Mas a grande saúde de Caeiro é factícia. Caeiro é um plano de saúde intelectual, e não um sujeito sadio. A saúde e a doença não são simplesmente vividas pelo ser natural que ele pretende ser; elas são pensadas em termos de lógica binária, uma não podendo existir sem a outra. No conjunto dos poemas de Caeiro, as alusões à sua boa saúde física e mental são tão numerosas e explícitas que parecem suspeitas. Como bem disse o ensaísta Eduardo Lourenço, Caeiro é uma “ficção consoladora”, “a cura fulgurante para o que não tem cura” (Pessoa revisitado, Porto, Editorial Nova, 1973, pp. 37 e 55). Em outro ensaio, o mesmo crítico observa que Caeiro representa uma tentativa de escapar às “duas doenças” (a do pensamento e a da alma) e de eludir a desconfiança ontológica com relação às palavras. Se aceitamos, com Eduardo Lourenço, que Caeiro não passa de uma ficção, somos levados a ver a realidade onipresente da doença na obra pessoana.

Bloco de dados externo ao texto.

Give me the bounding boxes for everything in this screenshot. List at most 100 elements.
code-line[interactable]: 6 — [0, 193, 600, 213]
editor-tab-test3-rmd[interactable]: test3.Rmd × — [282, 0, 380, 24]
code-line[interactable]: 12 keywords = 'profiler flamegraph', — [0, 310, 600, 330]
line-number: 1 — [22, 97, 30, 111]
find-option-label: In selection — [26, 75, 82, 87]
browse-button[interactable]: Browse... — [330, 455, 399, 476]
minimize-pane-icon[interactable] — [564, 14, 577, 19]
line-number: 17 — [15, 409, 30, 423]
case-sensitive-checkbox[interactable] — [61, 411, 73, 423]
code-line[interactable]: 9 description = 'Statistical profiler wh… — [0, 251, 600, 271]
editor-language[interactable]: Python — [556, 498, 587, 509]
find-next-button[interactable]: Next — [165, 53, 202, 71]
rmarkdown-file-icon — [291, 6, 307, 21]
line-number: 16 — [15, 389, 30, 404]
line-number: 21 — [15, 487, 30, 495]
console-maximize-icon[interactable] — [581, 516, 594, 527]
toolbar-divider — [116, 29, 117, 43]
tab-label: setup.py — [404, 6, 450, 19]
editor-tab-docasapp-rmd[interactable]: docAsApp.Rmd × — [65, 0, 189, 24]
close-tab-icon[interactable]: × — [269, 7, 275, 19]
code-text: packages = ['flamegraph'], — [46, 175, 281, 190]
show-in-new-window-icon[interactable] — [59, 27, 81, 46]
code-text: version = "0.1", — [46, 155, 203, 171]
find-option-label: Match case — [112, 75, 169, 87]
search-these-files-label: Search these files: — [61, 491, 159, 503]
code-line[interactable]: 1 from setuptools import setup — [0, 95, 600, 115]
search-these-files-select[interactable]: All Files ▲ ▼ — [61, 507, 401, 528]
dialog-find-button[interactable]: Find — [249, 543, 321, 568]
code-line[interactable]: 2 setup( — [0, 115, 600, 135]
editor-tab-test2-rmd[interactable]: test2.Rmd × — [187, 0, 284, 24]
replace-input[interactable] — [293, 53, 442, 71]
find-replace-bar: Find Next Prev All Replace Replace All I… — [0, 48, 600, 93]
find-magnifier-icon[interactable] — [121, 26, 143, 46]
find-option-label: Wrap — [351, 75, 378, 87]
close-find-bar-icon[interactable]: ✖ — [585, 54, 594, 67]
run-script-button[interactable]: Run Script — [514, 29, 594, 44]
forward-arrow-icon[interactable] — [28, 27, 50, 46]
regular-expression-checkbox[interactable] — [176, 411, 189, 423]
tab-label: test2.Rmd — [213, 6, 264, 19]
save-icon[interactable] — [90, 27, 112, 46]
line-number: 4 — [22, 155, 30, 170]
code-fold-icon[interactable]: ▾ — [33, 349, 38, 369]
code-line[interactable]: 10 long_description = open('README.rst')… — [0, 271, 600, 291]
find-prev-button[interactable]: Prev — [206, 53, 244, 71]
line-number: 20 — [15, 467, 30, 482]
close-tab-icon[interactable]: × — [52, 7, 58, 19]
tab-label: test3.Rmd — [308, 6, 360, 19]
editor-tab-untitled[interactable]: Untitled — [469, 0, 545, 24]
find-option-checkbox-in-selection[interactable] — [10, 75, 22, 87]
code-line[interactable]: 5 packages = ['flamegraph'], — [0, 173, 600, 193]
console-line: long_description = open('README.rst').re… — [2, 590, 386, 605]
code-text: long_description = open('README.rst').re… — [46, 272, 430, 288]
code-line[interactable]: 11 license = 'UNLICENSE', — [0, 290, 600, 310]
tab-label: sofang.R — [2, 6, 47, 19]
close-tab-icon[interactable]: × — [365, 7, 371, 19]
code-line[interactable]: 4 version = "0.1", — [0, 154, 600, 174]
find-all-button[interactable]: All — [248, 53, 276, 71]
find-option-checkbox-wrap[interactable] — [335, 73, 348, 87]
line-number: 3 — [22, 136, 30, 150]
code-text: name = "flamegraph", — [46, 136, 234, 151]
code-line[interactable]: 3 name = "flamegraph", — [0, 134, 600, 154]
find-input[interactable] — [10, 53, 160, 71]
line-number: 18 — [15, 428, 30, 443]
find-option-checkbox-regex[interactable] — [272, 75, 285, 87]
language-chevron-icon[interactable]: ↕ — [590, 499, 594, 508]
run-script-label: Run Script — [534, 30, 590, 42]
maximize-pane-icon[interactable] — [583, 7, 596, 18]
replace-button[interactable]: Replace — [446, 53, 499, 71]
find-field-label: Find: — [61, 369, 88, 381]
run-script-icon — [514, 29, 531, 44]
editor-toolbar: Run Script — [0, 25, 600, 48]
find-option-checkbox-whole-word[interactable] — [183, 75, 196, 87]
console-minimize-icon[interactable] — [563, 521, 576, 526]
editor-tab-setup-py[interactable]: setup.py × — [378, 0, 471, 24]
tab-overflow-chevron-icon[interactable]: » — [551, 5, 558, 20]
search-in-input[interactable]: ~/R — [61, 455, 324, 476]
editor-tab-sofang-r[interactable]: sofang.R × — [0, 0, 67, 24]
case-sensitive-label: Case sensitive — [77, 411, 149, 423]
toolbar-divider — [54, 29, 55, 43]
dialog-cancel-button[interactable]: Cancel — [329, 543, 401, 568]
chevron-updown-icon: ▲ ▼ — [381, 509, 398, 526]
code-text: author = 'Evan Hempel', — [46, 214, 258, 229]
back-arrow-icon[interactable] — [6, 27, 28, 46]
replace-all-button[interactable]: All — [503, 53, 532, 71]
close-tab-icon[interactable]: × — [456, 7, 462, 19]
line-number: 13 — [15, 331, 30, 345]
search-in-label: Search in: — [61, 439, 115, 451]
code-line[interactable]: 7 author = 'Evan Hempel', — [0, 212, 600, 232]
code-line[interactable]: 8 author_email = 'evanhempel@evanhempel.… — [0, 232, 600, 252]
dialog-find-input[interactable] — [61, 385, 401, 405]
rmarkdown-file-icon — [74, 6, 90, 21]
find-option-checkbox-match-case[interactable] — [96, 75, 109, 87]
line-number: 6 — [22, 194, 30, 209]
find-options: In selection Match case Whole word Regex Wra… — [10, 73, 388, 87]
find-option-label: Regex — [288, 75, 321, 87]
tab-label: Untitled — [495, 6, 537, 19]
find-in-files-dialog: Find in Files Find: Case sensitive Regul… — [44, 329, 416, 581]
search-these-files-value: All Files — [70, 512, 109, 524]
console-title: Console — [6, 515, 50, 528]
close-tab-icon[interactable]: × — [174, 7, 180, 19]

Embora Pessoa não tenha encontrado, em suas reflexões, a cura para sua “doença”, encontrou, dizendo-a, uma saída para a mesma. Muitos fragmentos do Livro exaltam as virtudes do “dizer”. Bernardo Soares indica o caminho pelo qual Pessoa salvou-se: “A maioria da gente enferma de não saber dizer o que vê e o que pensa” (II, 261). Se encontrar as palavras para dizer o sofrimento é um caminho de saúde, encontrar as palavras exatas da poesia e colocá-las à disposição dos outros é a função benfazeja dos poetas.